Il numero dei giovani presenti in Italia è crollato. Ad affermarlo è la ricerca di Cgia Mestre, l’Associazione Artigiani e Piccole Imprese Mestre.
L’Associazione ha comparato le nascite e i residenti giovani nel 2014 e nel 2024. Il risultato è che negli ultimi dieci anni la popolazione italiana nella fascia di età tra i 15 e i 34 anni è diminuita di quasi 750mila unità, pari al -5,8%.
Nel 2014 avevamo poco più di 12,8 milioni di giovani; nel 2024 ci troviamo con meno di 12,1 milioni. Questa contrazione ha colpito il Centro con il 4,9% e, in particolare, il Mezzogiorno, con una riduzione allarmante del -14,7%. Al Nord, invece, il saldo di quasi tutte le regioni è preceduto dal segno più. Le previsioni, tuttavia, non sono affatto rassicuranti: la denatalità continuerà a fare sentire i suoi effetti negativi in tutto il Paese.
Dei 747.672 giovani in meno registrati nell’ultimo decennio (2014 – 2024), ben 730.756 sono riconducibili al Mezzogiorno e altri 119.157 si riferiscono al Centro.
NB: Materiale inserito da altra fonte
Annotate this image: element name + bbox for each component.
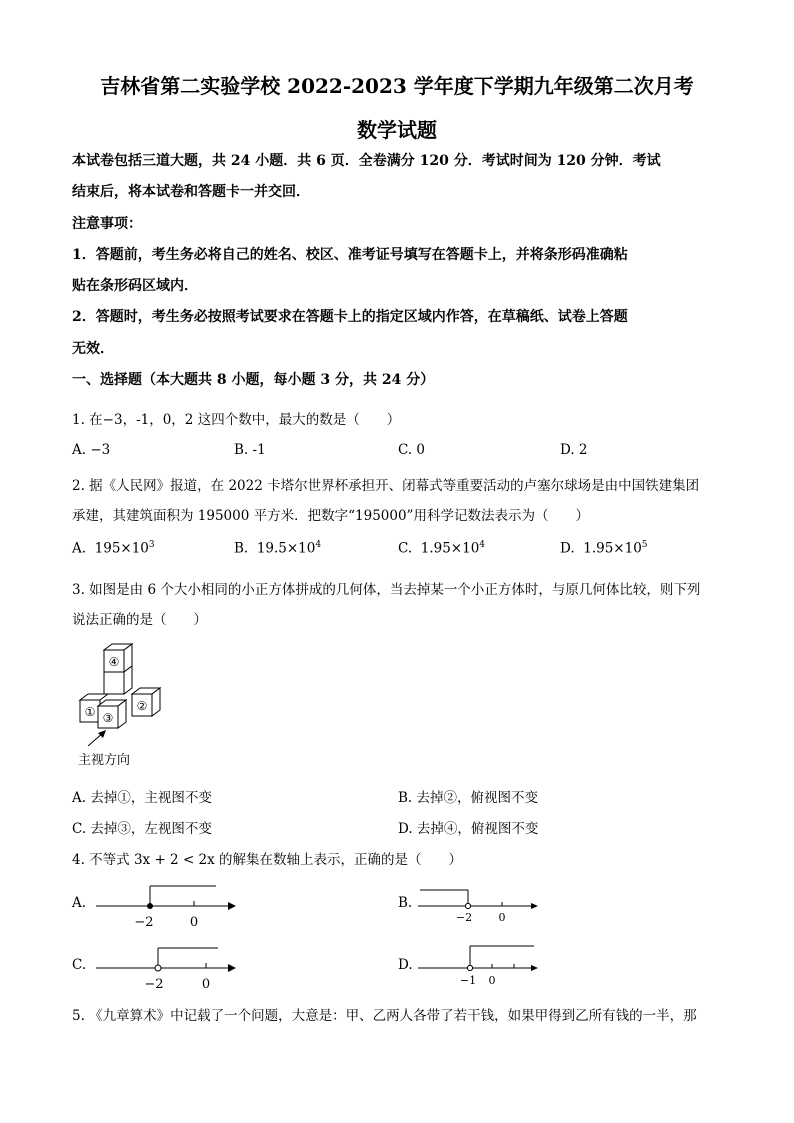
q3-option-b: B. 去掉②，俯视图不变 <box>398 790 539 806</box>
exam-subtitle: 数学试题 <box>357 118 437 142</box>
q2-option-d: D. $1.95\times 10^5$ <box>560 540 648 557</box>
svg-text:0: 0 <box>189 915 199 930</box>
svg-text:0: 0 <box>201 977 211 992</box>
cube-2-label: ② <box>136 699 148 713</box>
q4-option-c-label: C. <box>72 957 87 973</box>
note-2-line-2: 无效． <box>72 341 114 357</box>
view-direction-label: 主视方向 <box>78 753 131 768</box>
note-1-line-2: 贴在条形码区域内． <box>72 278 198 294</box>
open-point <box>467 965 472 970</box>
q4-number-line-c <box>92 942 242 992</box>
svg-text:0: 0 <box>488 974 496 987</box>
svg-text:−2: −2 <box>144 977 164 992</box>
cube-1-top <box>80 694 108 700</box>
q4-option-b-label: B. <box>398 895 413 911</box>
closed-point <box>147 903 153 909</box>
svg-text:0: 0 <box>498 911 506 924</box>
q2-line-2: 承建，其建筑面积为 195000 平方米．把数字“195000”用科学记数法表示为（ ） <box>72 508 589 524</box>
open-point <box>155 965 161 971</box>
cube-4-label: ④ <box>108 655 120 669</box>
q1-option-d: D. 2 <box>560 442 588 458</box>
q4-option-d-label: D. <box>398 957 413 973</box>
q5-line-1: 5. 《九章算术》中记载了一个问题，大意是：甲、乙两人各带了若干钱，如果甲得到乙所有钱的一半，那 <box>72 1008 697 1024</box>
q2-option-b: B. $19.5\times 10^4$ <box>234 540 322 557</box>
intro-line-1: 本试卷包括三道大题，共 24 小题．共 6 页．全卷满分 120 分．考试时间为 120 分钟．考试 <box>72 153 661 169</box>
exam-title: 吉林省第二实验学校 2022-2023 学年度下学期九年级第二次月考 <box>100 74 694 98</box>
q1-stem: 1. 在−3，-1，0，2 这四个数中，最大的数是（ ） <box>72 412 401 428</box>
q2-line-1: 2. 据《人民网》报道，在 2022 卡塔尔世界杯承担开、闭幕式等重要活动的卢塞尔球场是由中国铁建集团 <box>72 478 700 494</box>
q4-stem: 4. 不等式 3x + 2 < 2x 的解集在数轴上表示，正确的是（ ） <box>72 852 463 868</box>
note-1-line-1: 1．答题前，考生务必将自己的姓名、校区、准考证号填写在答题卡上，并将条形码准确粘 <box>72 247 628 263</box>
svg-text:−2: −2 <box>134 915 154 930</box>
intro-line-2: 结束后，将本试卷和答题卡一并交回． <box>72 184 310 200</box>
q4-number-line-b <box>414 884 544 926</box>
q1-option-b: B. -1 <box>234 442 266 458</box>
q2-option-c: C. $1.95\times 10^4$ <box>398 540 486 557</box>
section-1-heading: 一、选择题（本大题共 8 小题，每小题 3 分，共 24 分） <box>72 372 435 388</box>
notes-heading: 注意事项： <box>72 216 142 232</box>
open-point <box>465 903 470 908</box>
q4-number-line-d <box>414 942 544 990</box>
q3-line-1: 3. 如图是由 6 个大小相同的小正方体拼成的几何体，当去掉某一个小正方体时，与原几何体比较，则下列 <box>72 582 701 598</box>
q2-option-a: A. $195\times 10^3$ <box>72 540 155 557</box>
q1-option-c: C. 0 <box>398 442 426 458</box>
svg-text:−2: −2 <box>455 911 473 924</box>
cube-3-label: ③ <box>102 711 114 725</box>
q1-option-a: A. −3 <box>72 442 111 458</box>
q3-option-c: C. 去掉③，左视图不变 <box>72 821 212 837</box>
q3-line-2: 说法正确的是（ ） <box>72 612 207 628</box>
q4-option-a-label: A. <box>72 895 87 911</box>
cube-figure <box>70 640 180 770</box>
q4-number-line-a <box>92 880 242 930</box>
svg-text:−1: −1 <box>459 974 477 987</box>
cube-1-label: ① <box>84 705 96 719</box>
q3-option-a: A. 去掉①，主视图不变 <box>72 790 212 806</box>
q3-option-d: D. 去掉④，俯视图不变 <box>398 821 539 837</box>
note-2-line-1: 2．答题时，考生务必按照考试要求在答题卡上的指定区域内作答，在草稿纸、试卷上答题 <box>72 309 628 325</box>
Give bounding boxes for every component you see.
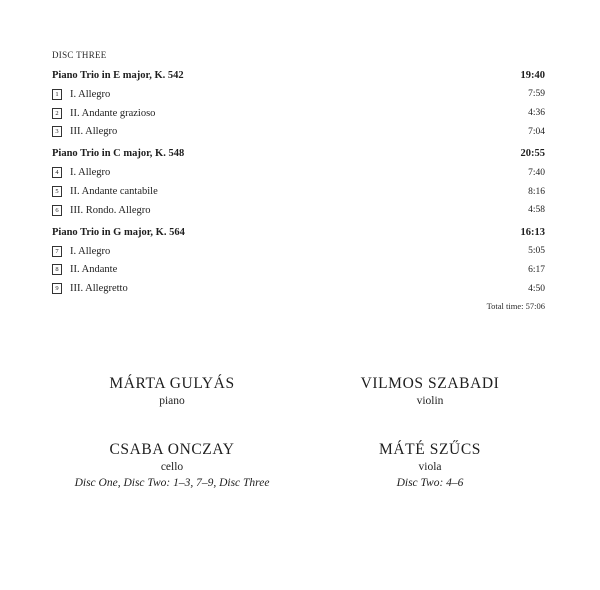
track-duration: 5:05 <box>528 246 545 257</box>
work-total-duration: 16:13 <box>520 226 545 238</box>
track-row <box>52 163 545 182</box>
track-row <box>52 182 545 201</box>
track-title: II. Andante grazioso <box>70 107 156 119</box>
track-row <box>52 123 545 142</box>
track-duration: 8:16 <box>528 186 545 197</box>
track-number: 8 <box>52 264 62 275</box>
track-row <box>52 201 545 220</box>
work-header <box>52 223 545 242</box>
track-duration: 4:50 <box>528 283 545 294</box>
track-duration: 4:58 <box>528 205 545 216</box>
track-number: 2 <box>52 108 62 119</box>
track-duration: 7:04 <box>528 126 545 137</box>
artist-credit <box>300 374 560 409</box>
total-time: Total time: 57:06 <box>486 301 545 312</box>
artist-credit <box>42 440 302 491</box>
track-row <box>52 261 545 280</box>
artist-instrument: violin <box>416 395 444 407</box>
tracklist <box>52 66 545 311</box>
artist-name: CSABA ONCZAY <box>109 441 235 458</box>
track-number: 9 <box>52 283 62 294</box>
artist-name: VILMOS SZABADI <box>360 375 500 392</box>
track-title: I. Allegro <box>70 245 111 257</box>
work-section <box>52 66 545 141</box>
track-title: II. Andante cantabile <box>70 186 158 198</box>
work-section <box>52 144 545 219</box>
work-title: Piano Trio in E major, K. 542 <box>52 70 184 81</box>
track-number: 3 <box>52 126 62 137</box>
track-title: III. Allegro <box>70 126 118 138</box>
track-number: 5 <box>52 186 62 197</box>
track-title: III. Rondo. Allegro <box>70 204 151 216</box>
track-number: 6 <box>52 205 62 216</box>
work-title: Piano Trio in C major, K. 548 <box>52 148 185 160</box>
track-row <box>52 279 545 298</box>
track-title: I. Allegro <box>70 167 111 179</box>
artist-credit <box>300 440 560 491</box>
artist-instrument: piano <box>159 395 185 407</box>
artist-instrument: cello <box>160 461 184 473</box>
work-total-duration: 20:55 <box>520 148 545 160</box>
work-total-duration: 19:40 <box>520 70 545 81</box>
track-duration: 7:59 <box>528 89 545 100</box>
artist-name: MÁRTA GULYÁS <box>109 375 235 392</box>
artist-name: MÁTÉ SZŰCS <box>378 441 482 458</box>
artist-disc-note: Disc One, Disc Two: 1–3, 7–9, Disc Three <box>74 477 270 489</box>
disc-label: DISC THREE <box>52 50 107 60</box>
track-row <box>52 85 545 104</box>
work-header <box>52 66 545 85</box>
work-section <box>52 223 545 298</box>
artist-credit <box>42 374 302 409</box>
work-header <box>52 144 545 163</box>
track-duration: 7:40 <box>528 167 545 178</box>
track-duration: 4:36 <box>528 108 545 119</box>
track-row <box>52 104 545 123</box>
track-number: 4 <box>52 167 62 178</box>
artist-disc-note: Disc Two: 4–6 <box>396 477 464 489</box>
track-row <box>52 242 545 261</box>
artist-instrument: viola <box>418 461 442 473</box>
track-title: III. Allegretto <box>70 283 128 295</box>
track-number: 7 <box>52 246 62 257</box>
track-number: 1 <box>52 89 62 100</box>
track-title: I. Allegro <box>70 88 111 100</box>
track-duration: 6:17 <box>528 264 545 275</box>
work-title: Piano Trio in G major, K. 564 <box>52 226 185 238</box>
track-title: II. Andante <box>70 264 118 276</box>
Il Nord, invece, ha ottenuto un buon risultato, in parte ascrivibile alla presenza degli stranieri e alla migrazione dei giovani dal Sud.
In Campania la popolazione giovanile nel 2014 era di 1.467.789 residenti, nel 2024 è di 1.284.469 abitanti. La prima provincia campana per perdita di giovani è quella di Avellino, seguita da Benevento. Poi c’è Salerno che è passata da 268.668 a 229.624 giovani residenti registrando quindi un -14,5%.
Cgia, in aggiunta alla diminuzione, ritiene ci siano altri indicatori negativi che determinano la contrazione della platea giovanile: l’Italia, infatti, presenta il tasso di occupazione, il livello di istruzione tra i più bassi d’Europa e l’abbandono scolastico rimane una problematica significativa soprattutto nelle regioni meridionali.
Dai dati resi noti si evince che nei prossimi decenni queste criticità potrebbero avere ripercussioni gravissime sul mondo imprenditoriale. Il disallineamento tra domanda e offerta di lavoro è sempre più evidente e richiede scelte politiche urgenti investendo, in particolare, molte più risorse nella scuola, nell’università e, soprattutto, nella formazione professionale.